By Baseball Reference's formulation of WAR, Larkin ranks fifth among Hall of Fame short stops who played at least 75% of their career at the position in career WAR:
Using Baseball Projection's historical WAR gives very similar results. Larkin is also fifth, in a nearly dead heat with Appling:
On Bill James' win shares metric, Larkin also ranks fifth among Hall of Famers, though he'd be sixth if Bill Dahlen had been admitted:
Historical value stats aren't anything close to gospel, but I'd say there's a virtual statistical consensus that Larkin is in the upper quartile among Hall of Fame short stops. And probably the upper quintile if you want to get more strict about playing time, as I have. Derek Jeter's inevitable election (just go ahead and get it out of the way before the season starts) will likely put Larkin down a peg - although you can still make a very compelling argument that Barry is just as good or slightly better than Jeter based on defense and era. It's just that no one will listen.
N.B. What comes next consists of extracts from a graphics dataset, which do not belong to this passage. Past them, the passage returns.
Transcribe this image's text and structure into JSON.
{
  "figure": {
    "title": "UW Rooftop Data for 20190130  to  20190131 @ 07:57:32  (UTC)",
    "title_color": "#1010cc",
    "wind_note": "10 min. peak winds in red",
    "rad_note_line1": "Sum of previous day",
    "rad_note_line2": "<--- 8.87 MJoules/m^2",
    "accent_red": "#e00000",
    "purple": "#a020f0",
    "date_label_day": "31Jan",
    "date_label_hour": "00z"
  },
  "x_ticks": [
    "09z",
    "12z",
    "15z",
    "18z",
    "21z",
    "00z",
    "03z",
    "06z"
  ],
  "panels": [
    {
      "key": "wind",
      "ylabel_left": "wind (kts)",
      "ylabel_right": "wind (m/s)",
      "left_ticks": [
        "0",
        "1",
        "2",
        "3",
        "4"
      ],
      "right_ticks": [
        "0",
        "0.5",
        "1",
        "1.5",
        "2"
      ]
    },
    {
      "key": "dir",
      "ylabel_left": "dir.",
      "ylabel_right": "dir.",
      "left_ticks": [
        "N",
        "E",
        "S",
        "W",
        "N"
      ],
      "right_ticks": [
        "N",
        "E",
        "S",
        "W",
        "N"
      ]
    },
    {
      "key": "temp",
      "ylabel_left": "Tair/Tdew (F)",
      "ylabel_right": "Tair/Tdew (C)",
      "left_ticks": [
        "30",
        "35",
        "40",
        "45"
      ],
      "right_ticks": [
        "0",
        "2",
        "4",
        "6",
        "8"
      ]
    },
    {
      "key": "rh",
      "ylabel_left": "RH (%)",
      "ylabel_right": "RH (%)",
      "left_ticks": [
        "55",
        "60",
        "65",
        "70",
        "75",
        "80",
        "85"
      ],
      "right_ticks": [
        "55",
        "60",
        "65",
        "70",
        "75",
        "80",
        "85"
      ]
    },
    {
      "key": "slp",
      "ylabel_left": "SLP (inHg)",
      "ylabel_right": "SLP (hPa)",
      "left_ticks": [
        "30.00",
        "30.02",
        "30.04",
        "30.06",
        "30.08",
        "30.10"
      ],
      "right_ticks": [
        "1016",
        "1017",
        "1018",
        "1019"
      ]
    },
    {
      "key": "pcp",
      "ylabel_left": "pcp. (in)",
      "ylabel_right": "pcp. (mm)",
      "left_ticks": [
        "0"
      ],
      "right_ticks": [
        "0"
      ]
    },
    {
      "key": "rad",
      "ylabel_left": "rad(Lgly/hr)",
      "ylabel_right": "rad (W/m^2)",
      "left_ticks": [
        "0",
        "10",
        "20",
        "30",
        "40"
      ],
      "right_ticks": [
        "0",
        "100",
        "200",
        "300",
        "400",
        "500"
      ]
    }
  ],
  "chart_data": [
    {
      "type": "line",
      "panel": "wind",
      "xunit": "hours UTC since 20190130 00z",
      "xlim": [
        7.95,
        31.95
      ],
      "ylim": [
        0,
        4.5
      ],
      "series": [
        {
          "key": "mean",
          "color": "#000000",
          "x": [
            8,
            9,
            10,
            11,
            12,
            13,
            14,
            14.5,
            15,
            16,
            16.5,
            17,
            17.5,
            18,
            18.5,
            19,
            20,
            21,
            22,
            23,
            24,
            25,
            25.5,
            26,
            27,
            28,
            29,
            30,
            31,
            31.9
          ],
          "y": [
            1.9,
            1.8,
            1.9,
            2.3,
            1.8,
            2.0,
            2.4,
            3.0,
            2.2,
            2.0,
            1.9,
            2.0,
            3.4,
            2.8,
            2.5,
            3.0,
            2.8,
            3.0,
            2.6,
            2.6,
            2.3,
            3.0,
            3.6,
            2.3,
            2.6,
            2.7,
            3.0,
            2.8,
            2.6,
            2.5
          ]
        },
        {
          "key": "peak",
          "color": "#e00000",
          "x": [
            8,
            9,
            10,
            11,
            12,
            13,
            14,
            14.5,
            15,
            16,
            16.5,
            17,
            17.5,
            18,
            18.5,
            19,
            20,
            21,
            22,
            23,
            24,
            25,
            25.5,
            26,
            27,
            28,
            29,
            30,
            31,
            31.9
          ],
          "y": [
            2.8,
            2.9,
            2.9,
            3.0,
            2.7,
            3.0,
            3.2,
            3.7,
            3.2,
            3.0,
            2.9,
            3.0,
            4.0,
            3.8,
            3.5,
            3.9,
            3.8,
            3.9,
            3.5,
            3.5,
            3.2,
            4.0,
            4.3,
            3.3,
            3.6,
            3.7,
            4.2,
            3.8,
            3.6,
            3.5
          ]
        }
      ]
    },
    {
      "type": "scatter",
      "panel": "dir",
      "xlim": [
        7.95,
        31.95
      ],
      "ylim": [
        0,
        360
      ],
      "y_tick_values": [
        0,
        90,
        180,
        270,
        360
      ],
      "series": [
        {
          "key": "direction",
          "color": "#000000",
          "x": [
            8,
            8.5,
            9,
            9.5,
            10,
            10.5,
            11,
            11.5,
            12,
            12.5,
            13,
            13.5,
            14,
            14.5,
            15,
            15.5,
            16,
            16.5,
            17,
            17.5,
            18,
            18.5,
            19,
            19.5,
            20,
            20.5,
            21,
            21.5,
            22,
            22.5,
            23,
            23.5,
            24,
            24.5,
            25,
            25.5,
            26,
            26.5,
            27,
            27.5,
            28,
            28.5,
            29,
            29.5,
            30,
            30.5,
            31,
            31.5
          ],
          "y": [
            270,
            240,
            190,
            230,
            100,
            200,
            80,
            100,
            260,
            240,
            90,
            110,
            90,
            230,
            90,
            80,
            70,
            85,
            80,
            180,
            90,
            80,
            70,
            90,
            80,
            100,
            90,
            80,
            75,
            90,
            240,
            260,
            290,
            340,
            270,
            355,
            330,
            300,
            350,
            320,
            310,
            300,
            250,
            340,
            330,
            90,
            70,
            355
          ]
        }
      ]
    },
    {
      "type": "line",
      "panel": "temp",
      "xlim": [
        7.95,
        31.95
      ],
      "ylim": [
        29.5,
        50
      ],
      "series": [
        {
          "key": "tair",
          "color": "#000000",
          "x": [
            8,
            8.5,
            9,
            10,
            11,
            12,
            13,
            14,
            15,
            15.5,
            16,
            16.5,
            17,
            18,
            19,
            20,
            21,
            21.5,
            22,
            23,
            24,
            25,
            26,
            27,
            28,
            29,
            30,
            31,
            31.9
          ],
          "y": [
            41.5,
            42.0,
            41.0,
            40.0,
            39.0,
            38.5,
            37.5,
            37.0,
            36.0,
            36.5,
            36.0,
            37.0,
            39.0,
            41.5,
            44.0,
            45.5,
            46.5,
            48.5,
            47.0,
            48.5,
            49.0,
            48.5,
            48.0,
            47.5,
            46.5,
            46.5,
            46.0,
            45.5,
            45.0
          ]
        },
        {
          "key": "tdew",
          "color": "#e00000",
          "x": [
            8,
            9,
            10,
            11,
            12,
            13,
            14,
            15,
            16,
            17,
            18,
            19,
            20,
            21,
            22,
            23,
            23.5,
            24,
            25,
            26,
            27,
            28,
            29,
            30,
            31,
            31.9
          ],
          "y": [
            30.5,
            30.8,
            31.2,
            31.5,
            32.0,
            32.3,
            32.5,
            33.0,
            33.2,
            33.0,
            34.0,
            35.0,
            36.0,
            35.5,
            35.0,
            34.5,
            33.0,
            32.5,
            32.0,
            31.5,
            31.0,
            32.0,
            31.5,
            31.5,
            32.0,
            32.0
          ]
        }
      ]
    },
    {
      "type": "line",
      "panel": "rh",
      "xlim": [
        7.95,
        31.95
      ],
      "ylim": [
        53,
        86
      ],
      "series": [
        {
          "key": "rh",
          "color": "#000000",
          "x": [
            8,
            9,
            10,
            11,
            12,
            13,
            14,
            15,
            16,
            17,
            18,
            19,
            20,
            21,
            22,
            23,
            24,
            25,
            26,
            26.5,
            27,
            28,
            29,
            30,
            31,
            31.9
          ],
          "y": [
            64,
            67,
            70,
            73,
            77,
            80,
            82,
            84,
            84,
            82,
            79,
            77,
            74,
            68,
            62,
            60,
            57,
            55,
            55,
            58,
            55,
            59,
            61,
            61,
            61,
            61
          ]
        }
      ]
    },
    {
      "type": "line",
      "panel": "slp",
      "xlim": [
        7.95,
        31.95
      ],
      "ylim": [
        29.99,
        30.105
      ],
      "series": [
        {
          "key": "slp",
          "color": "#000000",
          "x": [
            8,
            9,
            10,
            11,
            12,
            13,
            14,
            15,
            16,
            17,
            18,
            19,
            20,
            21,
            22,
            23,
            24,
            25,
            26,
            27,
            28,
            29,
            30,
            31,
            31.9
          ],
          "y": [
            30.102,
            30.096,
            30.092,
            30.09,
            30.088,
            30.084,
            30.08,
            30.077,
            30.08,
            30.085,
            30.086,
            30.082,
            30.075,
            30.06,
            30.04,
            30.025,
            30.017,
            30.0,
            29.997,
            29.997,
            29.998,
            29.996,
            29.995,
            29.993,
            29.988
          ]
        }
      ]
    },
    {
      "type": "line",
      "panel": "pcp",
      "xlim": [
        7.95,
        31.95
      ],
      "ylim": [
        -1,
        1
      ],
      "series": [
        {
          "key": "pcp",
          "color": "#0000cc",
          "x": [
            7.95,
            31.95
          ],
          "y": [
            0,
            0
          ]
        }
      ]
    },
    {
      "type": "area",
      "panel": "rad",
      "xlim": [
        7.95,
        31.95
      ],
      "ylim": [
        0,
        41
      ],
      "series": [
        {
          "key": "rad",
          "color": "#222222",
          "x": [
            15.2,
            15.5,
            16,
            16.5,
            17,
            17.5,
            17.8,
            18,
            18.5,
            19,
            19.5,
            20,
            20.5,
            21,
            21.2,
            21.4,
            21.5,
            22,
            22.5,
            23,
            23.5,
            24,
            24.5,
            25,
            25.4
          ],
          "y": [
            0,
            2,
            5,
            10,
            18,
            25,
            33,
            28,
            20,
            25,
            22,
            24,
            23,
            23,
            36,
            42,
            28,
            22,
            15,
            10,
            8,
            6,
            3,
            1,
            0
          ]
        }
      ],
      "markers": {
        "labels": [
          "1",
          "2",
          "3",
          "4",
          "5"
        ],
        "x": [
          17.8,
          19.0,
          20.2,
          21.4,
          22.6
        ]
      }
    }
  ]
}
But what about criticisms that Barry wasn't "the best in class" and didn't have a Hall of Fame worthy peak, partially due to injury? Aside from being especially arbitrary standards, those arguments - if you accept them as crucial to Hall worthiness - have a little bite. Larkin's 1996 season, arguably his best, registers only 43rd in Baseball Reference WAR on the list of seasons by players who played at least 75% of a season at SS. He fares a little better if you consider him as a predecessor to the Alex Rodriguez-led era of shortstop offense: 35th best. Still, not elite.
The more important point seems to be that Larkin logged 7 seasons above 5.0 WAR, as many as Cal Ripken - and averaged 5.1 WAR from 1988 to 1999. What Larkin lacked in touching Honus Wagner heights at his peak, he made up for in sustained All Star-level play. Any criticisms of Larkin's Hall worthiness seem to come from a lofty standard that he didn't have a dominating prime. But Larkin still fares well in peak-weighted WAR: 9th among Hall eligible short stops.
Defending Larkin's record is no longer necessary. He's in. In fact, he became a relatively mainstream candidate in short order, taking 86.4% of the vote for election in his third year of eligibility. It remains impressive to think that the Cincinnati native put together one of the greatest careers ever played at one of the sport's hardest positions to play. A sport whose major league professional history spans over 130 years.